Puncak ketegangan terjadi ketika Pasukan Cakrabirawa pimpinan Letkol Untung Samsoeri menculik tujuh jenderal Angkatan Darat pada 30 September 1965. Rangkaian penculikan itu diduga didalangi oleh PKI yang ingin melenyapkan para jenderal di bawah Jenderal Ahmad Yani yang sangat antikomunis.

Di tengah situasi yang guncang itu posisi Bung Karno menjadi terdesak. Posisi Bung Karno mirip the lame duck, bebek lumpuh, yang tidak mempunyai banyak opsi politik kecuali memberi mandat kepada Letjen Soeharto untuk melaksanakan operasi pemulihan.

Begitu mendapat surat sakti Supersemar Soeharto langsung bergerak cepat, membubarkan PKI dan mengumumkannya sebagai partai terlarang. Soeharto juga menangkapi tokoh-tokoh PKI dan sejumlah menteri yang diduga menjadi pendukung PKI.

Supersemar disebut sebagai kudeta terselubung Pak Harto terhadap Bung Karno karena pelaksanaan operasi pemulihan dianggap melenceng terlalu jauh dari amar surat perintah.

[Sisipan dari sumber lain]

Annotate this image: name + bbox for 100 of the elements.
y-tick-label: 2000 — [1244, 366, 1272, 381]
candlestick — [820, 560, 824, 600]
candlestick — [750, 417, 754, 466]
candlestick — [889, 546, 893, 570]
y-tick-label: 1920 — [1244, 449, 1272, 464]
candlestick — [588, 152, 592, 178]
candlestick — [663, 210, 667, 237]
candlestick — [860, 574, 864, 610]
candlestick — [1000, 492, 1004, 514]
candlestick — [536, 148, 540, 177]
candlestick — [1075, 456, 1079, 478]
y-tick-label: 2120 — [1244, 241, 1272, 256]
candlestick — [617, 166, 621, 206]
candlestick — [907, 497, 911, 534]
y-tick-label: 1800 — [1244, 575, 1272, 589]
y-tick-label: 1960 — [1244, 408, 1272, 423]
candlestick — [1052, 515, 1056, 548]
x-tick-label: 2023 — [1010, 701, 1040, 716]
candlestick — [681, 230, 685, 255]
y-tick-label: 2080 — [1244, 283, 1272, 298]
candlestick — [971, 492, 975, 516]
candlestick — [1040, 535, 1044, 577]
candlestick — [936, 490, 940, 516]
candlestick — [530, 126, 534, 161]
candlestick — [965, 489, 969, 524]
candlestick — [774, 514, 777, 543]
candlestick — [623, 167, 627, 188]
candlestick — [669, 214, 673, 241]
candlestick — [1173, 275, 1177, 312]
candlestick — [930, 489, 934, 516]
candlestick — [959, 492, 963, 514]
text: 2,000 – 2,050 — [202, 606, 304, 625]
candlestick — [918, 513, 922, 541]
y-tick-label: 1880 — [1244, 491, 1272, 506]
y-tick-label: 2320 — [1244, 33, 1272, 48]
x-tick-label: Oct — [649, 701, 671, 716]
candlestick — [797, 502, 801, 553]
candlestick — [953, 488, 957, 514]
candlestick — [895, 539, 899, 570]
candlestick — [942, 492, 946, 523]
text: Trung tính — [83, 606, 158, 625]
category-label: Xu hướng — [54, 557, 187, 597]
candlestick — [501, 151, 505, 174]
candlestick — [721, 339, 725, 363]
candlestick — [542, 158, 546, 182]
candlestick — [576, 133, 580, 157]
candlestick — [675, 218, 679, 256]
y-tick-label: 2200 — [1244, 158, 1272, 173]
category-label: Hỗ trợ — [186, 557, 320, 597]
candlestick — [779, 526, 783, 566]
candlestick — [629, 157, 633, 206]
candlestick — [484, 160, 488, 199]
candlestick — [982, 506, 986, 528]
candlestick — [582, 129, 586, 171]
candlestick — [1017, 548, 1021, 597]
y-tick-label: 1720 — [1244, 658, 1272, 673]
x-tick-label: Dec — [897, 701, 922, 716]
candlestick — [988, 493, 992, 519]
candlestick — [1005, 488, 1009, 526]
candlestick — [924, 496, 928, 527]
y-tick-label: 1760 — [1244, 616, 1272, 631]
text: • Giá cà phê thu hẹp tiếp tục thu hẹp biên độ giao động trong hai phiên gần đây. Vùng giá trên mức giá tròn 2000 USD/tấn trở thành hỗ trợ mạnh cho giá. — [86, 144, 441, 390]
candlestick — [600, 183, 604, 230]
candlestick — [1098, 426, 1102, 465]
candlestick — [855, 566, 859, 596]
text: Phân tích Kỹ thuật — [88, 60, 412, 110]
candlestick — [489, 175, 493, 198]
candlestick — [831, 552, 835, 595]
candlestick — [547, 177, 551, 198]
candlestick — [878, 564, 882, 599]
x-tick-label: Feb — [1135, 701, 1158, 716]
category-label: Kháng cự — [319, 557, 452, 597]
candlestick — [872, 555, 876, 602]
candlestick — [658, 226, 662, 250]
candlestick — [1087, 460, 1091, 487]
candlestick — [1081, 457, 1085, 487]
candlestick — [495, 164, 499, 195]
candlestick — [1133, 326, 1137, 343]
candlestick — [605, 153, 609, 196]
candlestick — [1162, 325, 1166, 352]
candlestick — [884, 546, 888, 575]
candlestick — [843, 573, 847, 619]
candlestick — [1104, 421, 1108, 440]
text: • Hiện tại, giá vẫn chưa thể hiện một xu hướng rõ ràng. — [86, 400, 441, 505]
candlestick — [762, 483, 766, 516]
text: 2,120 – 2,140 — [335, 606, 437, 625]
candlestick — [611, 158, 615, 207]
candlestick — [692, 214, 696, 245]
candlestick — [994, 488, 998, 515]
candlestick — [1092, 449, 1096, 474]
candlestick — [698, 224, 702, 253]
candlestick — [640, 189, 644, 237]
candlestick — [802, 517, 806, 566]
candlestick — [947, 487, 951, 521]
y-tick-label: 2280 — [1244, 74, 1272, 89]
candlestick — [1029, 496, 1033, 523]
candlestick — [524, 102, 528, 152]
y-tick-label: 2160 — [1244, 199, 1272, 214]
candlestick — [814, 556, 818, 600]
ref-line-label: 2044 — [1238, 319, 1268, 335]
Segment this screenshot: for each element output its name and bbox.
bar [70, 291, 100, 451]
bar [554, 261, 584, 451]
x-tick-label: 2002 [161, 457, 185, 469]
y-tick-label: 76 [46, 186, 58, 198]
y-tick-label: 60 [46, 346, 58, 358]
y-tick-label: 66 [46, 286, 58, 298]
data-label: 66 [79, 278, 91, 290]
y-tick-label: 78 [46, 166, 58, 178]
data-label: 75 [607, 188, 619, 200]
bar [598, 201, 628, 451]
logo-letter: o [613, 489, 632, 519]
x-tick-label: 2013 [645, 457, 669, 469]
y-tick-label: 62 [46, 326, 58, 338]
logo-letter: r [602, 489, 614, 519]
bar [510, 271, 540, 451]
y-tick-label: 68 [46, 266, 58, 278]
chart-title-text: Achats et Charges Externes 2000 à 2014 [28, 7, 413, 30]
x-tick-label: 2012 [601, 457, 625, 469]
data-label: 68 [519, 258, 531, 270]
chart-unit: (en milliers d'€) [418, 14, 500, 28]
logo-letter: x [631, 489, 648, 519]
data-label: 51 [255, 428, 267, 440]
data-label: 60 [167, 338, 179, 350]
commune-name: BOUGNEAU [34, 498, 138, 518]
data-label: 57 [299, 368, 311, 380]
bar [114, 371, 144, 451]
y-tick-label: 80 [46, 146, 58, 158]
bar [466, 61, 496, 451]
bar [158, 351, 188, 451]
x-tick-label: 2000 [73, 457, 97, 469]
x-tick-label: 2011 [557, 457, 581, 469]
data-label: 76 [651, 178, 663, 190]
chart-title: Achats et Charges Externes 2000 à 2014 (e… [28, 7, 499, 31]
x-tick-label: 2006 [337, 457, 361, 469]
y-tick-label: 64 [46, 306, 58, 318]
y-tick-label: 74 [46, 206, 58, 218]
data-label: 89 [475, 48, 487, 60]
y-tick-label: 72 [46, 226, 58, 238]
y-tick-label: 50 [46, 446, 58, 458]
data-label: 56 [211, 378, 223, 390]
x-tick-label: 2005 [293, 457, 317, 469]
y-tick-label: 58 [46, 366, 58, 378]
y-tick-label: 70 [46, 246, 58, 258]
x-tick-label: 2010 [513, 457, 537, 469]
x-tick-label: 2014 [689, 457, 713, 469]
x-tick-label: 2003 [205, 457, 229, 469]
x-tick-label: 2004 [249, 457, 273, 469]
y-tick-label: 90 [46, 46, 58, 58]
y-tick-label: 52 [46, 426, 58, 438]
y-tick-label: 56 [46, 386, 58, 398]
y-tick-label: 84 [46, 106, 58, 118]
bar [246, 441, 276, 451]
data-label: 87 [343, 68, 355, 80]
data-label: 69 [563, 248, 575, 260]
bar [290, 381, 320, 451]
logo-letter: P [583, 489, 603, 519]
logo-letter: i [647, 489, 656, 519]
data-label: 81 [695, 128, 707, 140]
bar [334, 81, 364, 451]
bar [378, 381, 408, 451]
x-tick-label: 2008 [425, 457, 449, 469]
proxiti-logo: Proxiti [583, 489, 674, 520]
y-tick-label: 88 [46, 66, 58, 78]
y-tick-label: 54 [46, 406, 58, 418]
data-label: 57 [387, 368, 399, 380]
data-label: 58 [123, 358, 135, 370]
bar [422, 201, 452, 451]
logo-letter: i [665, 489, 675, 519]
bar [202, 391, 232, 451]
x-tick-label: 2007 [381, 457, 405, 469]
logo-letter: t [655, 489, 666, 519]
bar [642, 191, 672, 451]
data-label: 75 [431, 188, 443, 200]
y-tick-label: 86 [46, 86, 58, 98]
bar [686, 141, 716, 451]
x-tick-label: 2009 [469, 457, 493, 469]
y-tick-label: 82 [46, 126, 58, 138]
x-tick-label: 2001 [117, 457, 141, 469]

Namun, kesaksian Probosutejo, adik Pak Harto, dalam memoarnya menyatakan bahwa amar Supersemar adalah memulihkan keamanan nasional, dan hal itu tidak bisa dicapai tanpa melakukan tindakan tegas terhadap PKI.

Soeharto menemukan momentum yang tepat untuk mengambil alih kekuasaan. Dia bukan jenderal yang paling senior, karena masih ada Jenderal A.H Nasution. Namun, posisi strategis Soeharto sebagai panglima Kostrad membuatnya menjadi frontrunner, ujung tombak dalam operasi pemulihan keamanan.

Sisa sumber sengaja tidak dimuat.